Finally, although Baker’s mental condition alone is not so severe as to warrant a finding of disability, substantial evidence fails to support the AU’s finding that her mental condition did not limit her ability to perform the full range of medium work. The consulting psychologist’s report states clearly that Baker’s ability to make occupational adjustments and personal-social adjustments was “seriously limited, but not precluded.” The psychologist reported that Baker’s limitations included borderline to low average IQ; difficulty with planning and organizing; possible mental confusion; poor coping skills and poor general adjustment; difficulty with memory; and excessive anxiety in social situations.
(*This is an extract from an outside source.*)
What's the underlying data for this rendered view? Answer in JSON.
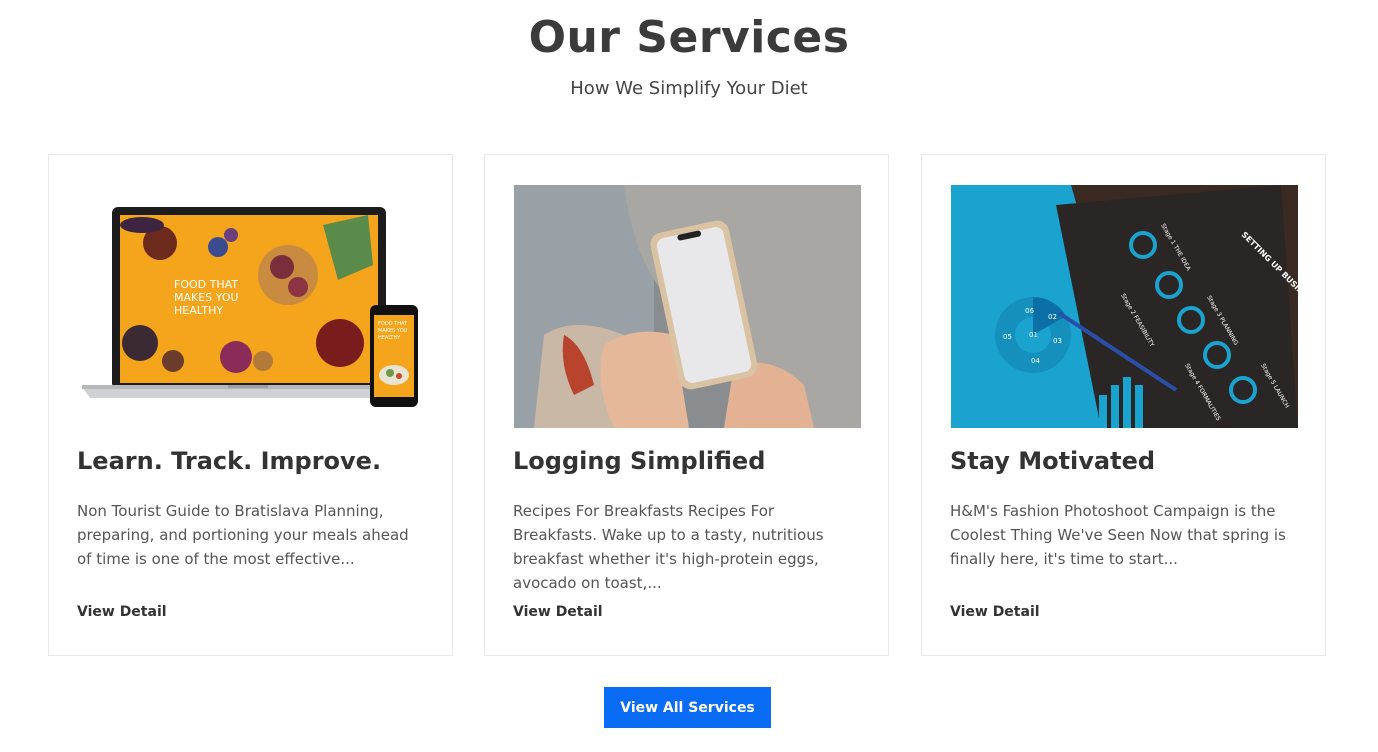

The psychologist concluded that Baker’s physical limitations restricted the amount and type of work she could do. This hardly paints a picture of a person who could perform the full range of medium work. Because there are nonexertional impairments significant enough to diminish the claimant’s residual functional capacity to perform the full range of work contemplated by the Medical-Vocational Guideline’s categories, the testimony of a vocational expert is required. See Thompson v. Bowen, 850 F.2d 346, 350 (8th Cir.1988).

Accordingly, in light of Baker’s pain and limited mental ability, both nonexertional impairments, I would remand to the Secretary for further development of the record, including vocational expert testimony as to the existence of work in the national economy which a person with Baker’s impairments can perform.